If you haven’t been paying attention for the past few months, then you’ve missed the selections of Hillary Clinton and Donald Trump as major party nominees for this year’s Presidential Election. With those selections have come anxiety, worry, and any other emotions associated with fear.
But why fear? Why is fear the most prevalent emotion presently? Let’s allow nationally-recognized pastor, Max Lucado, introduce this bewilderment a little more deeply.
There’s an angst in the country, and I think there’s a fear. I think there’s a fear of we don’t know what’s next. And I’ve tried, maybe you can help me, I’ve tried to put my finger on the root of this fear. – Max Lucado
Lucado goes on to say he believes this fear comes from a disconnect with God and a disconnect with fellow man.
I tend to agree with him as Romans 8:15 says, “For you did not receive the spirit of slavery to fall back into fear, but you have received the Spirit of adoption as sons, by whom we cry, ‘Abba! Father!’”
So if you’re a Christian reading this, I plead with you to stop being fearful. If you knew how much weight has truly been lifted from you, then you would not sweat something as trivial as politics. However, based on some of the anger that I am seeing displayed, it’s fairly evident that you are in a deep panic.
If you’re anyone else reading this, I plead with you to stop being fearful as well. Fear just isn’t going to solve your problems. Fear almost always causes poor decision-making.
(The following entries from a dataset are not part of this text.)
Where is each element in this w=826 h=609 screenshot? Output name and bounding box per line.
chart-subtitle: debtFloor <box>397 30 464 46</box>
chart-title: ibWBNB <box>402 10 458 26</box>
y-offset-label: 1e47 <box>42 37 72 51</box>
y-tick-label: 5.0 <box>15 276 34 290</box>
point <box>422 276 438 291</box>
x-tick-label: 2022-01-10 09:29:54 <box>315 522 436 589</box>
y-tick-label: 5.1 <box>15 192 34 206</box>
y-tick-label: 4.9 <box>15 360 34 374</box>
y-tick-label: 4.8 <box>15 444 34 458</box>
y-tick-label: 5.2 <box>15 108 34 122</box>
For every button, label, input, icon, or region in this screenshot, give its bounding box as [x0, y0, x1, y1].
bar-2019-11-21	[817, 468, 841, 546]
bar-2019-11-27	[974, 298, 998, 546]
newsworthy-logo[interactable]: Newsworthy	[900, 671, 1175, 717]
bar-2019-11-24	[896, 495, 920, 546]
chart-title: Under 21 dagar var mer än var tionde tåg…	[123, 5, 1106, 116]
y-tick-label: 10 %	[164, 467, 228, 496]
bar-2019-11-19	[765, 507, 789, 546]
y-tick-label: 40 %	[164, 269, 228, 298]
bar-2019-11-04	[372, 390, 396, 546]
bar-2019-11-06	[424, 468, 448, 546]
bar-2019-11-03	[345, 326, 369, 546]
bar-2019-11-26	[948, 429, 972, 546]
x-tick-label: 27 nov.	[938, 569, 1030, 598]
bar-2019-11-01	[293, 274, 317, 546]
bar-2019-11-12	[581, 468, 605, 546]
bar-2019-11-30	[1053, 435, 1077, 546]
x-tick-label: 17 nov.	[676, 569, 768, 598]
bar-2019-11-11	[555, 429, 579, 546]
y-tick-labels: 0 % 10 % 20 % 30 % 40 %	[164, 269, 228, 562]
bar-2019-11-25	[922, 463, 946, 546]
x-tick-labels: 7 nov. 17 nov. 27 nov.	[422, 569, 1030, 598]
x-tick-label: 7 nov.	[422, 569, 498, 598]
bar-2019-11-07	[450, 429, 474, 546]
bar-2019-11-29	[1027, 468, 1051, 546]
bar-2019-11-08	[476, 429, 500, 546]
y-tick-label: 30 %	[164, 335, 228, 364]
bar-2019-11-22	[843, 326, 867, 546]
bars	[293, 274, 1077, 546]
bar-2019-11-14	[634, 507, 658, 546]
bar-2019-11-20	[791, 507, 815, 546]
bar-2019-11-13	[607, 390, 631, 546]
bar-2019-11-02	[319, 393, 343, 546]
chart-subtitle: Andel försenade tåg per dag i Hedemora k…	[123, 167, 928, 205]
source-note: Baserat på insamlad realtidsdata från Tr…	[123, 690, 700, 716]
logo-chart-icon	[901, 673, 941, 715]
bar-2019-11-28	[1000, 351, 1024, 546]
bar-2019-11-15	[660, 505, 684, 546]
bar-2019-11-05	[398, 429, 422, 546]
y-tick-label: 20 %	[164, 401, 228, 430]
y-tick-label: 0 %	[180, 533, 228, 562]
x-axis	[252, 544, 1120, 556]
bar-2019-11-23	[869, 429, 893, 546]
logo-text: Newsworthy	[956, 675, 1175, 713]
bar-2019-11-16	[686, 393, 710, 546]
And likewise, it’s a terrible reason to vote.
In fact, neuroscience research from a few years ago suggests the following remedy when gripped with fear: neutralize the situation.
This means not being a fearmonger. It means avoiding people who are overly pessimistic about the economy. It means tuning out media that fan emotional flames. Unless you are a day-trader, it means closing the web page with the market ticker. It does mean being prepared, but not being a hypervigilant, everyone-in-the-bunker type.
I don’t know about you, but I hate fear. It robs me of friendships—new and old. It robs me of critical-thinking skills. And it robs me of joy. Like any thief, I want it out of my life. It’s my hope that you will eventually want fear out of your life too.
In relation to the current election, kick fear to the curb before you hit the voting booths. If we keep fear around, it will build up strength and make us believe we have fewer choices than we actually have.
So be courageous. No vote submitted from a position of courage is ever a wasted vote. Not yesterday. Not now. Not ever.